Deepti has nearly two decades of experience in data platforms and infrastructure. As Head of Product at Observable, Deepti led the 0 to 1 product and GTM strategy in the crowded data analytics market.
Before that, she was founding PM for Google Spanner, growing it to thousands of internal customers, ads, PlayStore, Gmail, et cetera, before launching it externally as a seminal cloud database service.
Deepti started her career as a distributed systems engineer in the RAC database kernel at Oracle. She also serves as Vice-Chair of the Board of pbwc.org, a California non-profit.
She has a Masters in Computer Engineering from Carnegie Mellon. Deepti, thank you so much for coming on the show. It's great to have you.
Deepti Srivastava: It's great to be here, Rachel, thank you so much for having me.
Rachel: You started your storied career in databases, and you worked at the incredibly powerful and influential Spanner. How have those experiences shaped the way you think about enterprise systems and artificial intelligence?
Deepti: Yeah, first of all, thank you for that very kind introduction. It's interesting as I look back, like, sometimes I feel like I'm completely new to the tech world, given all the changes that are happening, and then I'm like, "Oh, wow, I've been around for a while."
And, yeah, all of that career has been in enterprise software, enterprise systems, you know, selling, building, evangelizing those things.
And so, to me, as I look back, I think there are two thing that really stand out in terms of what I really observed about enterprises, and enterprise application, and enterprise tech stacks.
One is, they're all unique ecosystems. You know, most enterprise applications exist in a context, they exist within their own ecosystem, their own tech stack, they were built, you know, at different times, and so there's sort of different ways in which the app stacks were put together that give unique emergent behaviors.
So, any new technology, whether it's, you know, cloud, or AI, or whatever databases, they all have to exist in that ecosystem, right? Like, having one awesome product or solution just isn't enough, right?
What I learned with Spanner, for example, is like Spanner is like, I still believe, one of the most amazing databases on the planet, but when we started actually externalizing it, the myriad of application stacks that existed from the biggest banks in the world to the smallest mom-and-pop shops, like, it was just so disparate, and each unique, and, you know, having just one product doesn't actually solve the problem for each of these unique systems.
Like, as we build as systems engineers, as infrastructure engineers, we think about how our system can, you know, conquer it all, and how our systems can be so beautiful and unique, and pure, like, each infra person wants to build the best system.
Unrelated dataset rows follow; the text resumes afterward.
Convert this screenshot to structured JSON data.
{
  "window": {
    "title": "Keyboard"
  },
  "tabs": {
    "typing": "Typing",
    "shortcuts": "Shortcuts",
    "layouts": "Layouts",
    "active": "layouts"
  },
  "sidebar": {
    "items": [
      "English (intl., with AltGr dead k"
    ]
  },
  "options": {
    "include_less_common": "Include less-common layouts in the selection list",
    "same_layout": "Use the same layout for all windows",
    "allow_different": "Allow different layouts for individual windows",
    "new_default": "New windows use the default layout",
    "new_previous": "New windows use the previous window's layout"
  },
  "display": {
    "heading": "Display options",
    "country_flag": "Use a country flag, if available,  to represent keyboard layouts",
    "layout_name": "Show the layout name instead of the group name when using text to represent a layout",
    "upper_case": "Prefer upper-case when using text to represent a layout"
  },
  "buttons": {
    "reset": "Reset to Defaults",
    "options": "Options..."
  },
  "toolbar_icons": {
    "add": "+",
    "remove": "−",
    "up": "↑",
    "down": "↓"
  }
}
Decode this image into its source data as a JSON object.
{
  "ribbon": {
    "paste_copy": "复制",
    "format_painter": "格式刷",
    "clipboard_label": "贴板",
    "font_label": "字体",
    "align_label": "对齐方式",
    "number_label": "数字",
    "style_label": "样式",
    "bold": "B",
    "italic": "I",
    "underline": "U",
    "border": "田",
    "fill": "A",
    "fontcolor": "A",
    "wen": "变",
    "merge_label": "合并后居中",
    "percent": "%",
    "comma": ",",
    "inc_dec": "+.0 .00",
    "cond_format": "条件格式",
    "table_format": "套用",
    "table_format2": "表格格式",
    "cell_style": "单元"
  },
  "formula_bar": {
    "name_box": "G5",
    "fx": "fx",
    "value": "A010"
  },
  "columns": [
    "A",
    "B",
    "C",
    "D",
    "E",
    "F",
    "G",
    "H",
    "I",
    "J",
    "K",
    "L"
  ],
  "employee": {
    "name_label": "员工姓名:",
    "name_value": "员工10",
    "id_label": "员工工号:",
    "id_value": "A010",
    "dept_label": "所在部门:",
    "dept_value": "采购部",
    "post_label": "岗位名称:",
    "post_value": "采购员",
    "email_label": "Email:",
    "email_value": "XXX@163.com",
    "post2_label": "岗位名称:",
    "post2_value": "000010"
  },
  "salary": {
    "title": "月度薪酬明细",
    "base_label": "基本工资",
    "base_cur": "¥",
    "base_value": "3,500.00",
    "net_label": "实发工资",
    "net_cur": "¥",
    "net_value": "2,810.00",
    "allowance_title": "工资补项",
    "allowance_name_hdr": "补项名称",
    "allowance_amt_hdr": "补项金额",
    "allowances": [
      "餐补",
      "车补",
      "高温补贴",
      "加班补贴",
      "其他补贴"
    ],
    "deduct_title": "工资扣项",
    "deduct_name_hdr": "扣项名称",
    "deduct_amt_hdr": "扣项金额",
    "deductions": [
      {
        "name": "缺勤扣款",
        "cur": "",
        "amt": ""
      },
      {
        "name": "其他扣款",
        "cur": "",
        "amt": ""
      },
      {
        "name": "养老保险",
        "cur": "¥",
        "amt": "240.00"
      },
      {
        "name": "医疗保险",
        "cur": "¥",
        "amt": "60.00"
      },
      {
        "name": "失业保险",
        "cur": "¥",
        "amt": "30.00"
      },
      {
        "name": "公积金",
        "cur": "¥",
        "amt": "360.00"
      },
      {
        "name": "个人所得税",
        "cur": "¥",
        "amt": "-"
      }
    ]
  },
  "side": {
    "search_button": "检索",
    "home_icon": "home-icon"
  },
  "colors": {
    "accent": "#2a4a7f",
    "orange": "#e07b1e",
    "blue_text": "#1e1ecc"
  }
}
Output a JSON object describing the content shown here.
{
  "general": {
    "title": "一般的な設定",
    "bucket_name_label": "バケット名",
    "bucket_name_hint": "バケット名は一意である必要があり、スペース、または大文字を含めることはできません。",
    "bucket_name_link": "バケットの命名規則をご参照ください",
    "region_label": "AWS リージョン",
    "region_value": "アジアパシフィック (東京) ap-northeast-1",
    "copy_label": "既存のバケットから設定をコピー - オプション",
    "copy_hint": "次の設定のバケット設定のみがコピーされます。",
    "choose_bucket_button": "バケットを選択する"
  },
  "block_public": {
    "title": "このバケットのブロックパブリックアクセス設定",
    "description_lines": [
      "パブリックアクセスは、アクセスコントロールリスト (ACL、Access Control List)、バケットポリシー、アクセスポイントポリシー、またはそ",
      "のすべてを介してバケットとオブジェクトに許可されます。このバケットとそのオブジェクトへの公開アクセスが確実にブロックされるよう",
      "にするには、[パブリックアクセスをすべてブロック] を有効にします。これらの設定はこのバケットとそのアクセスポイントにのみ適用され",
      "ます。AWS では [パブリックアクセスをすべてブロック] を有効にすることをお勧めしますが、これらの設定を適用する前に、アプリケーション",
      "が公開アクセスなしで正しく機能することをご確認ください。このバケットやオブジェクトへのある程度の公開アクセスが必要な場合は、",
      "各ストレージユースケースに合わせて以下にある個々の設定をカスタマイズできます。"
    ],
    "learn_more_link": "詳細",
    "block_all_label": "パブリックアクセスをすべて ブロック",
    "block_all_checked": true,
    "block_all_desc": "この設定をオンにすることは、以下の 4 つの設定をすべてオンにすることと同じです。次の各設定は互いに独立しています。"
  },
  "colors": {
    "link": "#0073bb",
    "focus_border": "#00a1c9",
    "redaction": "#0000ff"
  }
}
And I am one of those people, so I love that thought process. But when you start to really apply it to real-world scenarios, it's very humbling, because no matter how pure, and beautiful, and strong, and powerful, and globally distributed, and globally consistent your system is, it sits in somebody else's stack, and it has to work for their stack.
That I think is a truly humbling realization. And I think for me, one of the key things I hold as I move into, you know, building all the other products I built before, but also building Snow Leopard.
And I think the other thing that's just basically become a foundation of how I think is that data silos are here to exist, and they're reality of life.
Rachel: Mm-hmm.
Deepti: So, again, you can build really cool HTAP databases, lakehouses, warehouses, all sorts of houses, and all sorts of storage systems, and all sorts of LLMs and everything, but, like, this myth of putting all your data in one place and using it from that one place, it's just a myth. It's impossible to do.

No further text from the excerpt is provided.